California farmland-preservation program subsidizes high-density development


 — When it comes to consumer goods, most people understand the simple concept of supply and demand. If lots of people want the newest electronic widget and the factory in China hasn’t made enough of them yet, the price of the widget will go up. Once the factory starts cranking them out, the price will go down. Obviously.
When it comes to a more complex issue such as land use, people often ignore their Economics 101 textbooks. They see absurdly high home prices in, say, San Diego and figure that’s just what it costs to live in paradise. They focus, perhaps, on half of that equation: demand. But the other half is equally important: supply.
So much of California’s land is off limits from development – and government rules impose high costs on builders who want to construct anything on the remaining, developable land. It’s not a surprise the state has many of the nation’s priciest markets, and current policies are likely to exacerbate the problem.
I routinely hear from people who warn me about “Agenda 21” – a 1992 United Nations program that promotes so-called sustainable development. But the biggest force for constricting construction comes in city councils, county planning departments and state agencies, not from a confab in Rio de Janeiro.
How many Californians know the California Strategic Growth Council addressed new guidelines on its “Sustainable Agricultural Lands Conservation Program” this week? How many people even know that California has a Strategic Growth Council? The council’s staff report provides insight into California’s land-use conundrum.
The council’s plan provides a blueprint for spending $130 million appropriated in the 2014 budget to fund projects to reduce greenhouse-gas emissions “by creating more compact infill development patterns, encouraging active transportation and mass transit usage, and protecting agricultural land from sprawl development.”
Its goals are to “manage growth within discrete boundaries,” which, in practicality, means halting suburban-style developments and permanently locking up farmland for agricultural purposes in accordance with the state’s landmark 2006 anti-global-warming law (Assembly Bill 32) and Senate Bill 375, the 2008 law that prods “metropolitan planning organizations” to require more “sustainable” development (attached housing and mass transit).
“The whole push is to get people to live in cities,” said Michael McSweeney, senior public policy adviser for the Building Industry Association of San Diego County. “The unintended consequence is when you constrain the use of land … the price of everything goes up.” Only 16 percent of San Diego County has been developed – and when it is fully “built out,” only 18 percent of its land will have been developed, he added. The rest is for agriculture, open space, government uses and parks.

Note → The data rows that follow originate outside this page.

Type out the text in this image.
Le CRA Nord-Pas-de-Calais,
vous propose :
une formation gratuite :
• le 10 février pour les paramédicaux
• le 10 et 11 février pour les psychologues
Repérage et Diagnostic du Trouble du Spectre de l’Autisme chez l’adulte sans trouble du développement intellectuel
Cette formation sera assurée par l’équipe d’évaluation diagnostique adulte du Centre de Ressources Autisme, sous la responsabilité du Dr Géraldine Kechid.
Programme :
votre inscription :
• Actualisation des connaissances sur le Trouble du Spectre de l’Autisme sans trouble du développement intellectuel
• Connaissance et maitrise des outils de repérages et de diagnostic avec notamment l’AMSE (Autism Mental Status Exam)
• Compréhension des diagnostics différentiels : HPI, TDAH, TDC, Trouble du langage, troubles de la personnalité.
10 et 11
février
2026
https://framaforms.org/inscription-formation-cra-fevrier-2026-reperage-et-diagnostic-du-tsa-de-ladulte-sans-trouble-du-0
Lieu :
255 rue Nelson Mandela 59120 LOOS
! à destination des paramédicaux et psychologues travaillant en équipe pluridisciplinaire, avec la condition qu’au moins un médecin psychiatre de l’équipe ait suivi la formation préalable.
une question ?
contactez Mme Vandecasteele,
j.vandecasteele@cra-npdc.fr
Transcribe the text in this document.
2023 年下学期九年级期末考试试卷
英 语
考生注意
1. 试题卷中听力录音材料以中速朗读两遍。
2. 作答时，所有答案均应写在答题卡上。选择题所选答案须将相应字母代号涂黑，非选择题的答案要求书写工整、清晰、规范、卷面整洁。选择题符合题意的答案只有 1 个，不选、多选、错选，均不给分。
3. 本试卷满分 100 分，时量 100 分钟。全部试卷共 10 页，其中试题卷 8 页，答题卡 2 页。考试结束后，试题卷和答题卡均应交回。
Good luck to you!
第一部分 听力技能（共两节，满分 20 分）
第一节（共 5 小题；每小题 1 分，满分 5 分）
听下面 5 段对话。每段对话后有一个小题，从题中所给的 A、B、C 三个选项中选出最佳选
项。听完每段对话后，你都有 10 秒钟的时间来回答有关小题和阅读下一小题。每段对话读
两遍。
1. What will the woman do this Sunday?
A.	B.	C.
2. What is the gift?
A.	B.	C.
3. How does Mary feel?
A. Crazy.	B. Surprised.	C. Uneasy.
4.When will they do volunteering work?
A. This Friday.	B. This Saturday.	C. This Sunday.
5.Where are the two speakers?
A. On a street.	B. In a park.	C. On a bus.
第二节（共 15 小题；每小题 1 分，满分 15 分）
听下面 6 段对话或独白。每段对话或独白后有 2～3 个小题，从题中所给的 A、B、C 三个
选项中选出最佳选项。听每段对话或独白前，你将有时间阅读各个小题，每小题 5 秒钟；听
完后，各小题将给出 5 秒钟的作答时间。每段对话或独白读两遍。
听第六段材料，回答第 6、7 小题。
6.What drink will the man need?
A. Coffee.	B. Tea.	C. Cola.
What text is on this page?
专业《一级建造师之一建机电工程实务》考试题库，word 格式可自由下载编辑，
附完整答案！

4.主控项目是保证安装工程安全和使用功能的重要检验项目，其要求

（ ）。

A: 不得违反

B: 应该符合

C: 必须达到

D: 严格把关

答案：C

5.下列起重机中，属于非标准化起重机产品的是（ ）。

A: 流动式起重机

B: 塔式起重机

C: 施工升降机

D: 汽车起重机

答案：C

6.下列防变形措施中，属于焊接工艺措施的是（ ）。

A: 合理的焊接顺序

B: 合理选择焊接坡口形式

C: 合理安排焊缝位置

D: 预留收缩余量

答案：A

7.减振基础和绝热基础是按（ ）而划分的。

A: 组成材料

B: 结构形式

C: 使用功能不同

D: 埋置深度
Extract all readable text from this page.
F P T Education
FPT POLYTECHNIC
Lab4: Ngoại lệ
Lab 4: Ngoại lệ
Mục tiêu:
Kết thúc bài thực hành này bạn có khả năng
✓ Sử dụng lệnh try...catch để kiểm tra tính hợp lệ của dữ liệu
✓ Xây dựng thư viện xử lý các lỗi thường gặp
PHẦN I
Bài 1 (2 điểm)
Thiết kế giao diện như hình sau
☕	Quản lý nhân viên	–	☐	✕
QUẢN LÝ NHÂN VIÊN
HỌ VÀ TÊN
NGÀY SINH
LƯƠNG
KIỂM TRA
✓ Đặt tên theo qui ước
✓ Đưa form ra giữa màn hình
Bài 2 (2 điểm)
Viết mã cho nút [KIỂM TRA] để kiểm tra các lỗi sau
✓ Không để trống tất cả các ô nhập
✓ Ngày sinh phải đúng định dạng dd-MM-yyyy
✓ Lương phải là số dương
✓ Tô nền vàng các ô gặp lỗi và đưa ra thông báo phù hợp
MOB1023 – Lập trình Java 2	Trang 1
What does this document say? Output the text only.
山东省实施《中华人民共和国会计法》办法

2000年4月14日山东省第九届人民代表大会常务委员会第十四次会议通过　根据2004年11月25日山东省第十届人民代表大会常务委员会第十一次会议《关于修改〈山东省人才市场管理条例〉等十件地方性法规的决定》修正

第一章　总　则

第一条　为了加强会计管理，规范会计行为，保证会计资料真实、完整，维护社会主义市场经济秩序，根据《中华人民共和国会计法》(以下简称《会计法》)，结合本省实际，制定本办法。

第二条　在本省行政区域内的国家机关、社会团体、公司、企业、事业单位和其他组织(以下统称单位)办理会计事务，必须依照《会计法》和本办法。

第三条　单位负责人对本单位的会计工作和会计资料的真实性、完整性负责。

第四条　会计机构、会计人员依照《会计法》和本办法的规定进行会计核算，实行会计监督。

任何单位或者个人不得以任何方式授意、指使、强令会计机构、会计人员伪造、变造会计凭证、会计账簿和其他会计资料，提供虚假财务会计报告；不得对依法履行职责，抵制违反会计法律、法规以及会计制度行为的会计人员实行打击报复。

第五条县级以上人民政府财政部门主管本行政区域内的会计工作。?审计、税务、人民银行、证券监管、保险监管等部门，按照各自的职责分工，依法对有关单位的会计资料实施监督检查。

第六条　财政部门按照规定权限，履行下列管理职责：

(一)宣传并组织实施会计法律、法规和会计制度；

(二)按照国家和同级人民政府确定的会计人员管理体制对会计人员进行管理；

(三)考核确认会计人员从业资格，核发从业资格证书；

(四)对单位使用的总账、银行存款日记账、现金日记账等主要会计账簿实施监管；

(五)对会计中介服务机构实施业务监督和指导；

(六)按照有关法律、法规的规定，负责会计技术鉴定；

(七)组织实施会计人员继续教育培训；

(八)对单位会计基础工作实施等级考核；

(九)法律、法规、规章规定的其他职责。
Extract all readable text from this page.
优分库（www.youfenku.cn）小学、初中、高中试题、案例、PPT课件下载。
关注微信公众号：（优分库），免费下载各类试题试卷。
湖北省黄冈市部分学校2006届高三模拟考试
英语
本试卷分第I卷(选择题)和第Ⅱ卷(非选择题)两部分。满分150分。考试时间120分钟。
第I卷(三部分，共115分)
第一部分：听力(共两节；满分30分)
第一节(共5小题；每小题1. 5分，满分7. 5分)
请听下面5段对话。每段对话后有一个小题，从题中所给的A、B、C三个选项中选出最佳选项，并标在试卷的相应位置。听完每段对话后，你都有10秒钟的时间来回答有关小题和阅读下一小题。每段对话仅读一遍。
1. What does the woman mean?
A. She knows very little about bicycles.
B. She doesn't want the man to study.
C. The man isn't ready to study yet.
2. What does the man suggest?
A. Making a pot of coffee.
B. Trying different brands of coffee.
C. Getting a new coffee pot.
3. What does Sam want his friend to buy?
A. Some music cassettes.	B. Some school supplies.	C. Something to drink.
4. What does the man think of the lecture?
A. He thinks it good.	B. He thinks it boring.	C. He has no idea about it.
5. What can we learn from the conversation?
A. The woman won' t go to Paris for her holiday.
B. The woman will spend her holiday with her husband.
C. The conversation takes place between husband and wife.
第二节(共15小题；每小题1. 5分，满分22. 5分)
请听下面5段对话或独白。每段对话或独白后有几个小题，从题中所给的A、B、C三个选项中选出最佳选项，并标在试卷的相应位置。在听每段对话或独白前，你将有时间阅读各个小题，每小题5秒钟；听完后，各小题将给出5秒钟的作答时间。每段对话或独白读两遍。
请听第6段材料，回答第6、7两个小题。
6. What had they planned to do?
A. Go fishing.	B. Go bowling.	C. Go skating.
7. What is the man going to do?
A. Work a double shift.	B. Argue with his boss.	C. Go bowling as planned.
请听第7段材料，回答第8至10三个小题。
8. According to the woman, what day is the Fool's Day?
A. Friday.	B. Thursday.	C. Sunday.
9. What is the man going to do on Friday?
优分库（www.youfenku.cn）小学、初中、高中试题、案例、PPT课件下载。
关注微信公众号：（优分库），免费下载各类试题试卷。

There’s growing demand to live in San Diego, and other California metropolitan areas. The San Diego area needs about 12,000 new houses, condos and apartments a year to keep pace with the population, McSweeney said, but last year only expanded supply by 6,300. Homes aren’t widgets – but the principle is the same. Policy makers respond by subsidizing low-income housing, but that can never meet the demand – and most people want to buy market housing, not be stuck in deed-restricted low-income loss leaders.
It’s debatable whether high-density construction even alleviates global warming, but whatever the impact on the climate, it’s clear the impact on home affordability. And the state has been on this path for a long time.
“I don’t think these are going to make any difference,” said Randal O’Toole, a housing and transportation expert with the libertarian Cato Institute. “California has already forced 95 percent of its people to live on just 5.5 percent of its land – concentration that is far greater than in any other state. The ag program you mention will have little effect on this other than to subsidize some of that high-density housing.”
O’Toole estimates that “California housing prices could be as affordable as anywhere else in the country if as little as 3 percent more land were developed.” Just a little more supply would help meet the growing demand. Let’s hope California’s policy makers can do a little simple math.
Greenhut is the California columnist for U-T San Diego.